Again, he followed her reasoning. “If she decided to eliminate teachers, why run the parallel line with one and intersect on the other?”

“Exactly. I’ve got other reasons for and against, but that one sticks on me. Nobody’d have thought anything about it if she’d come into the school the day Foster was killed. Any excuse would’ve worked.”

She crossed to Foster’s classroom. Saw him again, lying on the floor in pools of his own waste. “These killings aren’t passionate and impulsive, and they’re pretty damn smart. Smarter for her—Allika—to have come in clean. I don’t like her for it, and she’s too emotional to have pulled this off. Straffo, now, he’s got the control and the focus, but not his wife. And still…”

“Something bothers you about her.”

“A few things. But I need to tur

n it around in my head some before I lay it out. Meanwhile, Foster comes back, goes in, closes his door for his daily lunch/lesson-planning deal. Drinks really bad hot chocolate. If he’d got medical attention in the first few minutes, he might have made it. But the killer’s banking on it going as it did.”

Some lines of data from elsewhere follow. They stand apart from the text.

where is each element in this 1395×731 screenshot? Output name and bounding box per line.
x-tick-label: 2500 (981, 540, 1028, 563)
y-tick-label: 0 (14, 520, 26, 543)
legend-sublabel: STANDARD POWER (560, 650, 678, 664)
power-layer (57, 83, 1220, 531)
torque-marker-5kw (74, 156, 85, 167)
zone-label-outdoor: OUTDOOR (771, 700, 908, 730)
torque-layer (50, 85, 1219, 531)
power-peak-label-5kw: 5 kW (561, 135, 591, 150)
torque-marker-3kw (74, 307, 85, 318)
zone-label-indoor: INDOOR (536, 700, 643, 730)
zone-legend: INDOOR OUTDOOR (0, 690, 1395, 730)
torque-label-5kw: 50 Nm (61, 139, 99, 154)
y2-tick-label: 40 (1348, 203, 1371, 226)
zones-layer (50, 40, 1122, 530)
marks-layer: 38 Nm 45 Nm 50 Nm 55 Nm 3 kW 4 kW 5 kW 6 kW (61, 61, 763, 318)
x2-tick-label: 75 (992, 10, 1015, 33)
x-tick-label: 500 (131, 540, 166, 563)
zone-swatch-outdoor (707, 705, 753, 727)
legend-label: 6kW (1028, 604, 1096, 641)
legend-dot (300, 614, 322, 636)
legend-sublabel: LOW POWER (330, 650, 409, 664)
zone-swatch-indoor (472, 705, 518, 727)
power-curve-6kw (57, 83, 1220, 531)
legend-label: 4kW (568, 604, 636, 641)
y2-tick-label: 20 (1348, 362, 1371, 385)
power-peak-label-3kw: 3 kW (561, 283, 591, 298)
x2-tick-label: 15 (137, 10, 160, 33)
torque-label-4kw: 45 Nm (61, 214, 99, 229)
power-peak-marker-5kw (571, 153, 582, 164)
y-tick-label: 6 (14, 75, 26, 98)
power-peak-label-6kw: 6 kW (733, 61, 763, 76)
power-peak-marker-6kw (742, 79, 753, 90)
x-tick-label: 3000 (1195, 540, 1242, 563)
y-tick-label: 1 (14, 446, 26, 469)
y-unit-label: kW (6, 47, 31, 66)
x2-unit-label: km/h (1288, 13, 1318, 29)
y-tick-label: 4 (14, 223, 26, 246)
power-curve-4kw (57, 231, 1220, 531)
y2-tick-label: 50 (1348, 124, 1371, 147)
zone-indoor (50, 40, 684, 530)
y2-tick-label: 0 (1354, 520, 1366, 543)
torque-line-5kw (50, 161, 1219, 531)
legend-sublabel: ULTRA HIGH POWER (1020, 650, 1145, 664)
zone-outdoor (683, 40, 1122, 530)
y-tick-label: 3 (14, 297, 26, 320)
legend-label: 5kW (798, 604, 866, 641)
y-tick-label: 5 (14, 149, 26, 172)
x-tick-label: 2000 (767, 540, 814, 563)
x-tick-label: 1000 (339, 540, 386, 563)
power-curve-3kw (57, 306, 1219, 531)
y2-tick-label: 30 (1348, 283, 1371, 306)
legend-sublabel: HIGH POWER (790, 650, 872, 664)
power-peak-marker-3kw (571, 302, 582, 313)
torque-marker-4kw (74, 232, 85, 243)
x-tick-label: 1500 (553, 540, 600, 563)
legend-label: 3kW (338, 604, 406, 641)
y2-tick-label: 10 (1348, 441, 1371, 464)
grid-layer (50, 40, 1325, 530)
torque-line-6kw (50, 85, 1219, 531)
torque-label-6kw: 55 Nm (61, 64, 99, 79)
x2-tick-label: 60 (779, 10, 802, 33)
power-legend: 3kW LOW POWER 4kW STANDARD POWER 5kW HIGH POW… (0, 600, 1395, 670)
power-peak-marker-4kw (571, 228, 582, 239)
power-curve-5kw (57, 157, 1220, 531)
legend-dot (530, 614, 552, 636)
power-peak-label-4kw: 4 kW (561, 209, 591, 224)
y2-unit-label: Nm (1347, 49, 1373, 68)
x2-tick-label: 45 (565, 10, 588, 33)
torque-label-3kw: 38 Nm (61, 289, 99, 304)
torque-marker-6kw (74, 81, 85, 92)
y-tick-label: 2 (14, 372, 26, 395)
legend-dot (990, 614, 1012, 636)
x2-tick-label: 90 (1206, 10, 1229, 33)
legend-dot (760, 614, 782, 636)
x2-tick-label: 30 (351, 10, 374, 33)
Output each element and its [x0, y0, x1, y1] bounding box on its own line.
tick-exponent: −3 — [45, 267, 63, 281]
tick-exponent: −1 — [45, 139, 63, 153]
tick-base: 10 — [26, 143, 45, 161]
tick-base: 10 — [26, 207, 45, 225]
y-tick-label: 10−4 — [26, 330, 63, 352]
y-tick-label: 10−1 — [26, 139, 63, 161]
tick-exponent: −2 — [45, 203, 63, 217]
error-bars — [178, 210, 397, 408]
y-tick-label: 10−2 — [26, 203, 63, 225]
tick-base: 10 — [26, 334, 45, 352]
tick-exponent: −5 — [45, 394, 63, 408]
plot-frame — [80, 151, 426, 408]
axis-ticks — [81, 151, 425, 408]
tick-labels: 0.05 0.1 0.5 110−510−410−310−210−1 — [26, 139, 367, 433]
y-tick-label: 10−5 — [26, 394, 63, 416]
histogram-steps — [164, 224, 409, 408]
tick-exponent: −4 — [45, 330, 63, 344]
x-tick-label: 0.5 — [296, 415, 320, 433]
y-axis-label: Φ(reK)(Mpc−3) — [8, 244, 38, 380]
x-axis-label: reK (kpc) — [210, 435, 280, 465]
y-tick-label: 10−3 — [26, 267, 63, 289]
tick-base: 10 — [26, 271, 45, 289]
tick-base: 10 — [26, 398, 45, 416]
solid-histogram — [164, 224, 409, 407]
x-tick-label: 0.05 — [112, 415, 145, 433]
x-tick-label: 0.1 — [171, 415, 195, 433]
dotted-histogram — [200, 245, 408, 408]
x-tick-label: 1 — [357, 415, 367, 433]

She stepped in for a moment, and again saw Foster. Alive now, going through his habitual routine. “He sits. Shoots off a cheerful little e-mail to his wife, gets working on the pop quiz he has planned. He drinks, he dies.”

“Painfully,” Roarke murmured, knowing what she was seeing.

“Painfully. Then the two kids, sprung from their study session on the main level, come up, see the janitor, speak with Dawson, show their passes, go to the classroom.”

“Question? Why is it Dawson doesn’t seem to blip on your radar?”

“No motive, no sense, no buzz. Teacher for twenty-odd years, fifteen right here. No current around him. He’s the…What is it? He’s the tortoise type.”

“Slow and steady.”

“Yeah.”

“Follow-up. You’re veering well away from Principal Mosebly, though you’ve shown she had motive.”

“Yeah.” Raking her fingers through her hair, Eve walked out of the classroom again. “I could be way off on her, but I can’t see her for it either. Murders on her sanctified ground, under her watch? It’s a nightmare for her, worse than having her sexual indiscretion revealed. She’s hemorrhaging students out of here, getting slammed with unpleasant media. Maybe she did it, maybe she thought she could spin it all and weather the damage. But it doesn’t ring. Still like to fry her for crying rape. Bitch.”

She frowned. “Where was I?”

“The two girls go to the classroom.”

“Right. If they’d come up fifteen minutes earlier, Foster’s got a chance. Instead, he’s gone and they run out screaming. Dawson runs over, sees what’s happened, calls the principal.”

“A fairly predictable series of events.”

“It is, isn’t it? Now we’ll take Williams.”

She led the way downstairs, through the fitness center, into the pool area.

“Not bad,” Roarke commented.

“Yeah, a pretty sweet setup for a kid or a teacher. In here, Williams intersects with Mosebly. Allika Straffo is on premises—no intersections reported—then, according to her statement, she went looking for Williams, and—using your terms—ran a parallel line with him and Mosebly, overhearing their argument.”

From where she stood, Eve could see the exits, entrances into the pool area. Staff. Students.

“She leaves, Mosebly leaves, more intersections with her and Hallywell, Dawson. Dawson comes in to see Williams, and for the second time in a week finds himself a dead body.”

“Quite the coincidence.”

“Yeah, yeah. But he and the nurse, who was also called to both scenes, they’re peripheral. Someone else reached the center of both these circles, undetected.” Eve stared down at the surface of the water. “Both times.”

“You’re sure it was the same killer?”